Em Terra de Areia, no Litoral Norte do Rio Grande do Sul, a aproximadamente 150 km de Porto Alegre, as irmãs gêmeas Luiza e Laura da Rosa Brehm, de 17 anos, conquistaram uma marca impressionante: ambas obtiveram nota 900 na redação do Exame Nacional do Ensino Médio (Enem) de 2024.
“Foi maravilhoso viver essa experiência juntas e ver que nossas notas na redação foram iguais.
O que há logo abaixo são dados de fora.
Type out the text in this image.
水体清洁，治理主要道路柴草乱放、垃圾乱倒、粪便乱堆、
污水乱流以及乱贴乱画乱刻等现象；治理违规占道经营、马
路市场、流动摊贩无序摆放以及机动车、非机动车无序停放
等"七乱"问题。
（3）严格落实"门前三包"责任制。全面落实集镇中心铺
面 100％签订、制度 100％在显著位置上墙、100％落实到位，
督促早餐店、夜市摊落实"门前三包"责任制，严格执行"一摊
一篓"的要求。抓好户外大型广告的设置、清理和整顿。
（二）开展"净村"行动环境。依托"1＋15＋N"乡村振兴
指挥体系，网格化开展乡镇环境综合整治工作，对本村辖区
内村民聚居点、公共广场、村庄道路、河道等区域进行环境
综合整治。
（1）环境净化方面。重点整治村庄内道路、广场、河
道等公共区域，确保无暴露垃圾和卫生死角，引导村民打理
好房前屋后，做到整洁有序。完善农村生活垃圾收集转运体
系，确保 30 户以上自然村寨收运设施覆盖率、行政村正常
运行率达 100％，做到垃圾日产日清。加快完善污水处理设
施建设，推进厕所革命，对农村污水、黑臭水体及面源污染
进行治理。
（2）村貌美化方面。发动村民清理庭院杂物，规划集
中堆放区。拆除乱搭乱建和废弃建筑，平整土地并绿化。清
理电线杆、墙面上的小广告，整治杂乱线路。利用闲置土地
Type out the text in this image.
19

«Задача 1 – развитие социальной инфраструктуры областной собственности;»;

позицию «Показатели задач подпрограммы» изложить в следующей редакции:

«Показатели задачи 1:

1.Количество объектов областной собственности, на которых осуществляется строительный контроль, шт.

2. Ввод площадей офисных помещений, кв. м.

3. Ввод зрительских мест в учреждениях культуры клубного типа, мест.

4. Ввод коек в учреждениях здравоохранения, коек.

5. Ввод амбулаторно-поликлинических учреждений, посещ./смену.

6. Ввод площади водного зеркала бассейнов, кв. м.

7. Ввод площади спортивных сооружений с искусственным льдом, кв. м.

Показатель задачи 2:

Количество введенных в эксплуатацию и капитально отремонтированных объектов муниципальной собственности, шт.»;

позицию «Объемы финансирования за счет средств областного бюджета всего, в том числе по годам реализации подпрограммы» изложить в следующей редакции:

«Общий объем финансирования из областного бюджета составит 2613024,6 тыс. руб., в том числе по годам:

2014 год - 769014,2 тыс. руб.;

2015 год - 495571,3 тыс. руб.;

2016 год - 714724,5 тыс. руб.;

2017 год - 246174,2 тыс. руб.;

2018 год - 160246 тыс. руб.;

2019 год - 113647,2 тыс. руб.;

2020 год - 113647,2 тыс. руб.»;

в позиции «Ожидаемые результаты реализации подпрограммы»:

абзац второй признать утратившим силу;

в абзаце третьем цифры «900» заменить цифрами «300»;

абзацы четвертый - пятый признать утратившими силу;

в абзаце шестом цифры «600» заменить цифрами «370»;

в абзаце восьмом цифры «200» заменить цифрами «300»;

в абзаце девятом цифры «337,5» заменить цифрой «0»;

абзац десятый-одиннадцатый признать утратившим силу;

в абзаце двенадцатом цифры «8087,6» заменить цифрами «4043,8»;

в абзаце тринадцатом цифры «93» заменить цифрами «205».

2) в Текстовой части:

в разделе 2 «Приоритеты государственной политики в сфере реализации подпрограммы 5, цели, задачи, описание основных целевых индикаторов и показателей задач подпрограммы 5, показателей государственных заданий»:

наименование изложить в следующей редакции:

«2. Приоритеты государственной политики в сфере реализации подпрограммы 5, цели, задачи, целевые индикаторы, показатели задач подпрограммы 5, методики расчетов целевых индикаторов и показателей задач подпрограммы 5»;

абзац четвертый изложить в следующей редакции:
Comemoramos juntas. Foi uma grande conquista”, disse Luiza.
Entre os mais de 3 milhões de candidatos que prestaram o Enem 2024, apenas 12 obtiveram nota mil na redação, mas nenhum deles é do Rio Grande do Sul. No ano passado, seis redações alcançaram a pontuação máxima. Os resultados foram divulgados pelo Ministério da Educação (MEC) na segunda-feira (13).
Neste ano, o número de inscritos no estado superou os 280 mil, um aumento de mais de 70% em relação ao ano anterior. As irmãs, que são alunas da rede pública de ensino, estão entre esses participantes.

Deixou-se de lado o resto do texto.